By Travis Dotson
I have been entrapped – multiple times.
It feels awful to say that and I know exactly why – to most of my peers that statement means I’m a bad firefighter. Entrapment is a bad thing, and if it happens to you it means you didn’t have LCES in place – it’s YOUR fault.
OK, I can handle that. What I want to talk about is how common entrapment is and how hard we try to convince ourselves it didn’t happen to us. You ever had to “scramble”? Your engine ever “take a little heat”? Ever had to “look for a hole” or heard someone urgently barking “RTO!” on crew? More than likely the events unfolding in those instances were unexpected.

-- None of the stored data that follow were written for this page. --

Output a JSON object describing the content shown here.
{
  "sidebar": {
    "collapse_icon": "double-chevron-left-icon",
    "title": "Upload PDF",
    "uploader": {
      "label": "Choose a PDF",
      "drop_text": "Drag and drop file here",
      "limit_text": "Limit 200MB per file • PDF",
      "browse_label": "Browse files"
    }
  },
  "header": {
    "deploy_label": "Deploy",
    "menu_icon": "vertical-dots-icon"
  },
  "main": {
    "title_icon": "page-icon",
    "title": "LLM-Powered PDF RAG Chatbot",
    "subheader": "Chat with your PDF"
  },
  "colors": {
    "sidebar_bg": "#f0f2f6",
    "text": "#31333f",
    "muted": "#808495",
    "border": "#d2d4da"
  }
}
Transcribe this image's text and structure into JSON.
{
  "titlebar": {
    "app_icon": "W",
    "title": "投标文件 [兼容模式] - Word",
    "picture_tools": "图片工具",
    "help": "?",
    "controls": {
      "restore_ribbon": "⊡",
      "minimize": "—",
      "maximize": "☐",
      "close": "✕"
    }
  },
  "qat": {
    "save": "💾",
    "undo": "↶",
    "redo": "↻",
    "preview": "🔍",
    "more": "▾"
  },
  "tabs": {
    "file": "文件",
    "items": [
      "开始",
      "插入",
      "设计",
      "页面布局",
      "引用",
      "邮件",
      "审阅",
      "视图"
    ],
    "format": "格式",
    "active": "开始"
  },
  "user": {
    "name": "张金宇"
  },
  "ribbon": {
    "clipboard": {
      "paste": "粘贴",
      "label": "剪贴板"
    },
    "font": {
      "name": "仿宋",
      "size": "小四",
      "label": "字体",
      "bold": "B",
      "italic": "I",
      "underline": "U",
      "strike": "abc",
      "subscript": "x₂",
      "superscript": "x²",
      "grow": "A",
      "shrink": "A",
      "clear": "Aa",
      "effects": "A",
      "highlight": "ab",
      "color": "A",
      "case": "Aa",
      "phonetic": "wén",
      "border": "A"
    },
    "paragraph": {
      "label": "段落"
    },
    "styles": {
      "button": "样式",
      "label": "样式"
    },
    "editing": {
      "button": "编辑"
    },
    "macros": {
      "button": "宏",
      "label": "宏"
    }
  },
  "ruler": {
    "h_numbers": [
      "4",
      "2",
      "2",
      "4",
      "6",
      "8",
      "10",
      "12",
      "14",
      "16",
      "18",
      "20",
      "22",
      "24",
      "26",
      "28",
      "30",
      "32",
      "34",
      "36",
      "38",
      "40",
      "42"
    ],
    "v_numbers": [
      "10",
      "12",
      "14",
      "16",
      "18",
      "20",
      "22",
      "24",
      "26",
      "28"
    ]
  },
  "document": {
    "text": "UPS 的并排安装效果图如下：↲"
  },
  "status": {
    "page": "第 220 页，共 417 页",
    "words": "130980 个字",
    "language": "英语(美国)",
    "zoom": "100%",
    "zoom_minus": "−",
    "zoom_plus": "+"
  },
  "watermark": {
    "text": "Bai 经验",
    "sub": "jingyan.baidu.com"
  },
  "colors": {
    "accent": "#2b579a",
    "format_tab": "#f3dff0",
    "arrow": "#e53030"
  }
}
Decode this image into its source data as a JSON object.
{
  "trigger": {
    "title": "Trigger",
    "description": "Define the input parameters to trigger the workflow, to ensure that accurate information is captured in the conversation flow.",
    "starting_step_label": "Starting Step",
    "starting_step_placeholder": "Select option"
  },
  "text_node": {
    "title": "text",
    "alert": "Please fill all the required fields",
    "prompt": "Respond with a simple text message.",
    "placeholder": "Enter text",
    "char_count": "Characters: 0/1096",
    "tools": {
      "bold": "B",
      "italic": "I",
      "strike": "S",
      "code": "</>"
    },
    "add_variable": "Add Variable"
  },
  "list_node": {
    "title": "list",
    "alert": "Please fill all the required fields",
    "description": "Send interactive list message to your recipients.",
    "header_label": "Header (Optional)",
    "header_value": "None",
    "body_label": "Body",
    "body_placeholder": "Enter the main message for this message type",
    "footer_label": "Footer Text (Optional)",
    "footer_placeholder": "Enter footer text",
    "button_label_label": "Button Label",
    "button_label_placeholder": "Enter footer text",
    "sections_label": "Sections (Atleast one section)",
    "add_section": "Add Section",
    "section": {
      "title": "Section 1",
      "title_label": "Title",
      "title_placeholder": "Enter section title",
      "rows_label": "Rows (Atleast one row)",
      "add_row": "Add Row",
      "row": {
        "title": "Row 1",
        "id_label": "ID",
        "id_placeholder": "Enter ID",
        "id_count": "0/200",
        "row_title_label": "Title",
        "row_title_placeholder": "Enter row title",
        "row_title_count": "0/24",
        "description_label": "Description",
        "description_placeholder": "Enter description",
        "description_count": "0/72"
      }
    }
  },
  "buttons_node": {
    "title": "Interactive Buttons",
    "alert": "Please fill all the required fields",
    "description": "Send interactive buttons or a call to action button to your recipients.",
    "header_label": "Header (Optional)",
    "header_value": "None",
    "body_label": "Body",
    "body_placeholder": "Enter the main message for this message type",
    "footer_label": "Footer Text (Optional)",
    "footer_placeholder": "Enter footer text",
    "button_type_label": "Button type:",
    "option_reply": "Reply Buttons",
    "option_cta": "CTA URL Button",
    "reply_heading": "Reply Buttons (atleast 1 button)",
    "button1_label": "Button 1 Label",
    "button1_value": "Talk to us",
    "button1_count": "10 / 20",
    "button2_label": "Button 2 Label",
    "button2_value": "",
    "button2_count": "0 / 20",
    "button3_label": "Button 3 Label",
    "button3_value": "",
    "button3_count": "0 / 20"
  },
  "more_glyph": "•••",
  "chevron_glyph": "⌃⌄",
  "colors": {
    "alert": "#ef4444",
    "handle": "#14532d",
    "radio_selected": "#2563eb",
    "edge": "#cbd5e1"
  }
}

I was serving as a lookout one time and my safety zone was back along the ridge to some granite. A finger of the fire made a big run between the granite and my lookout spot. I spent the rest of the afternoon “buffing out” my lookout spot with black. That was not the plan – that means it was an entrapment.
I was firing boss on a prescribed fire and took a four wheeler interior to see how things were coming together. I said over the radio to the lighters “hey, don’t close the box on that south end, that’s my way out” I got a “copy” from both sides. When I came back the box was closed – I had to do some creative ATV ducking and weaving to find a way out. Again, not planned = entrapment. (Yes, I had a stern talk with a few folks about what “copy” means.)

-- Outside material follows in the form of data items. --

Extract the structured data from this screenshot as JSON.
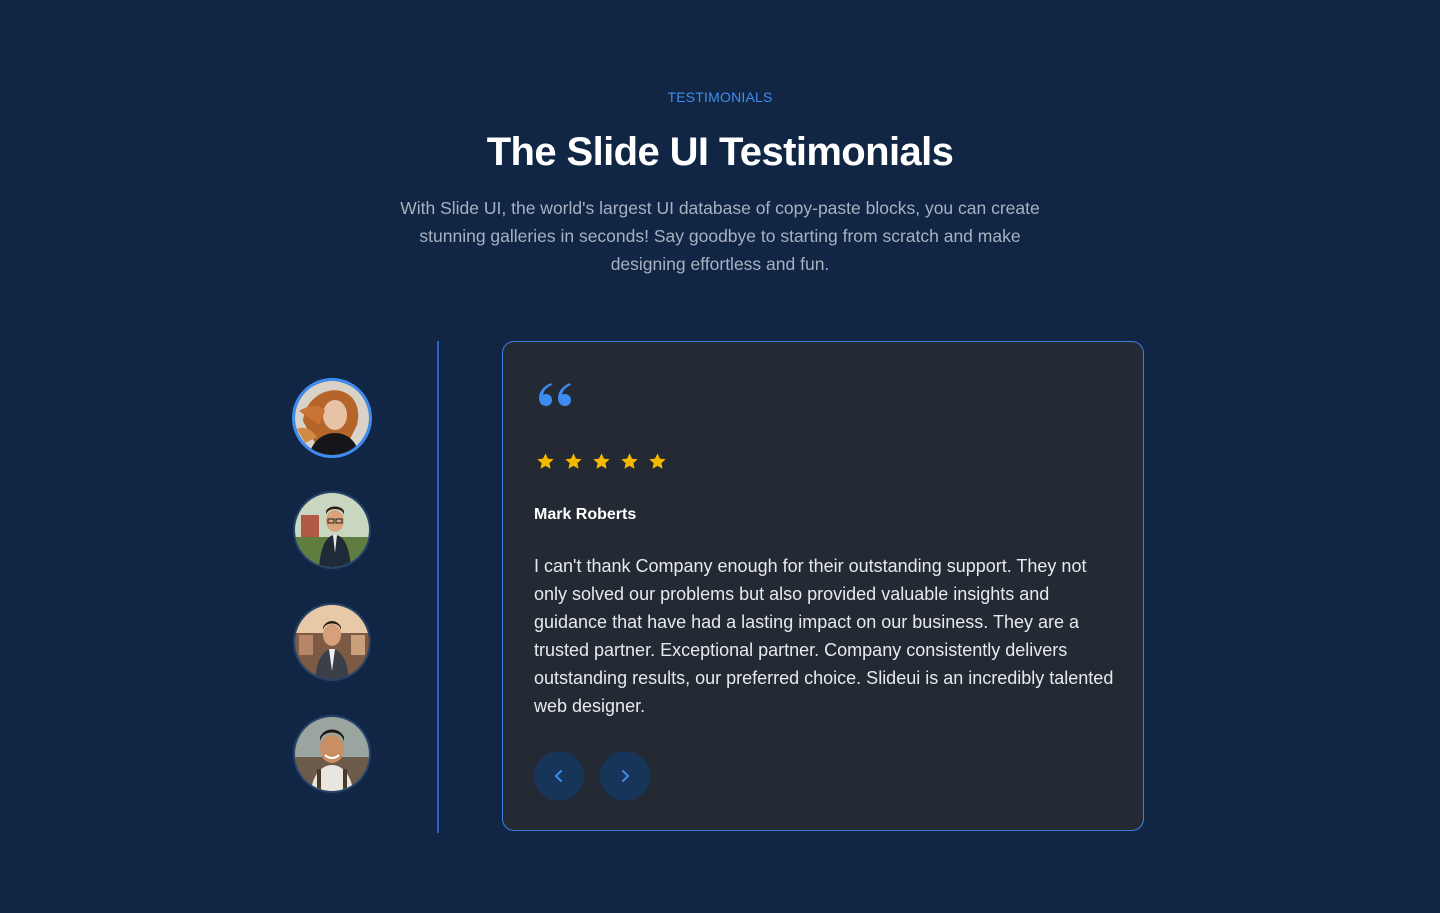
{
  "section": {
    "eyebrow": "TESTIMONIALS",
    "title": "The Slide UI Testimonials",
    "subtitle": "With Slide UI, the world's largest UI database of copy-paste blocks, you can create stunning galleries in seconds! Say goodbye to starting from scratch and make designing effortless and fun."
  },
  "avatars": [
    {
      "icon": "woman-portrait-icon",
      "active": true
    },
    {
      "icon": "man-glasses-portrait-icon",
      "active": false
    },
    {
      "icon": "man-suit-portrait-icon",
      "active": false
    },
    {
      "icon": "smiling-man-portrait-icon",
      "active": false
    }
  ],
  "testimonial": {
    "quote_icon": "quote-mark-icon",
    "rating": 5,
    "rating_max": 5,
    "author": "Mark Roberts",
    "text": "I can't thank Company enough for their outstanding support. They not only solved our problems but also provided valuable insights and guidance that have had a lasting impact on our business. They are a trusted partner. Exceptional partner. Company consistently delivers outstanding results, our preferred choice. Slideui is an incredibly talented web designer."
  },
  "controls": {
    "prev_icon": "chevron-left-icon",
    "next_icon": "chevron-right-icon"
  },
  "colors": {
    "background": "#102644",
    "accent": "#3f8cf0",
    "card": "#242a33",
    "star": "#f5b800"
  }
}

What is my point here? I’m trying to get us all to acknowledge how common this scenario is. Right now it seems as if we treat “entrapment” as some sort of outlier or anomaly that only happens to the deserving bad firefighter when in reality it’s a regular occurrence we choose to minimize. Why? We have to minimize these events to keep alive the folk-tails regarding predictability in our environment.

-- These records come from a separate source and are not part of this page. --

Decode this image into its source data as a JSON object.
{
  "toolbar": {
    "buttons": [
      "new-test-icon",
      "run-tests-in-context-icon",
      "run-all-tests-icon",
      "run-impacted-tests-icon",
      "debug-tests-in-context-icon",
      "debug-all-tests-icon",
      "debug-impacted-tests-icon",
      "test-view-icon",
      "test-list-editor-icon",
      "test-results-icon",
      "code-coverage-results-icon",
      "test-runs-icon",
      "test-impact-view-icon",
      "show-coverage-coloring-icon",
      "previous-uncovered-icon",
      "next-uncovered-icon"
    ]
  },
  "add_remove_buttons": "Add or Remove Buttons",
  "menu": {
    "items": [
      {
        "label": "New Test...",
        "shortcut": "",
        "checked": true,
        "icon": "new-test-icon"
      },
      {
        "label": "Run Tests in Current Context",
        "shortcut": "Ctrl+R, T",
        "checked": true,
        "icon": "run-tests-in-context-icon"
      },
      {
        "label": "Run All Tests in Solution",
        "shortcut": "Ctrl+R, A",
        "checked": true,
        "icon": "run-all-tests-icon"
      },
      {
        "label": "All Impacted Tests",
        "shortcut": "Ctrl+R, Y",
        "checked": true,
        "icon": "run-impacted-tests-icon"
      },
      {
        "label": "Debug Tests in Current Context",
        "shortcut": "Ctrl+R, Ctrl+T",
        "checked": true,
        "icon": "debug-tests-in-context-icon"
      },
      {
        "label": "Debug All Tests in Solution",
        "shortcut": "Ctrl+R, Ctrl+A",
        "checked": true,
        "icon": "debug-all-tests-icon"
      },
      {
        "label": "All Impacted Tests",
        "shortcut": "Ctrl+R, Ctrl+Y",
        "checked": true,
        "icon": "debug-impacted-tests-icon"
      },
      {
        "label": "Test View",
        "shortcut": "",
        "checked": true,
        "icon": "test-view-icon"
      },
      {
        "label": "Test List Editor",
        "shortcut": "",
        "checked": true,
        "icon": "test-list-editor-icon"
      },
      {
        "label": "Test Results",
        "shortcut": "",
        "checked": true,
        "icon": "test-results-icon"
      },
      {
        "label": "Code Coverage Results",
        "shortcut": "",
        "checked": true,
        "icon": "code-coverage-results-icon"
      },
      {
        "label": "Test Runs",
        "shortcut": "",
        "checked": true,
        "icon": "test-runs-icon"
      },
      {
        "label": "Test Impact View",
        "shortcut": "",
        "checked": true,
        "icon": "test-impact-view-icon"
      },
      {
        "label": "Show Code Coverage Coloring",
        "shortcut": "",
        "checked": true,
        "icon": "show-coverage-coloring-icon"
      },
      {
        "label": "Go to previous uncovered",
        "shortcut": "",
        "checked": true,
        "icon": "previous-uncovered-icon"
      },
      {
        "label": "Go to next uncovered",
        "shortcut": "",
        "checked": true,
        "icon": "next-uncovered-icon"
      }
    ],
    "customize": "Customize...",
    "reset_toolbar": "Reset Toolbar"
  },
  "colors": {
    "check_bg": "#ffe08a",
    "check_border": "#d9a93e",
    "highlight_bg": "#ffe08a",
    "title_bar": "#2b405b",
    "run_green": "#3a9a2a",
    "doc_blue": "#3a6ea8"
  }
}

We are amazing at forecasts, but LCES requires precision predicability to work – and we don’t have it. Nobody predicts their ATV tipping over or being ignited by embers as the fire front approaches. Nobody says “theres no way we can make it to the ranch before the fire gets us, but lets go anyway.” Uncertainty is rough ain’t it?
The benefit of acknowledging this is revealing a more accurate accounting of the risk we face and exposure we take on. The accuracy in our words enables a more honest dialogue about “what is worth it.”
Don’t lie to yourself, don’t lie to each other – just call it what it is so we can get better at deciding when to accept the risk.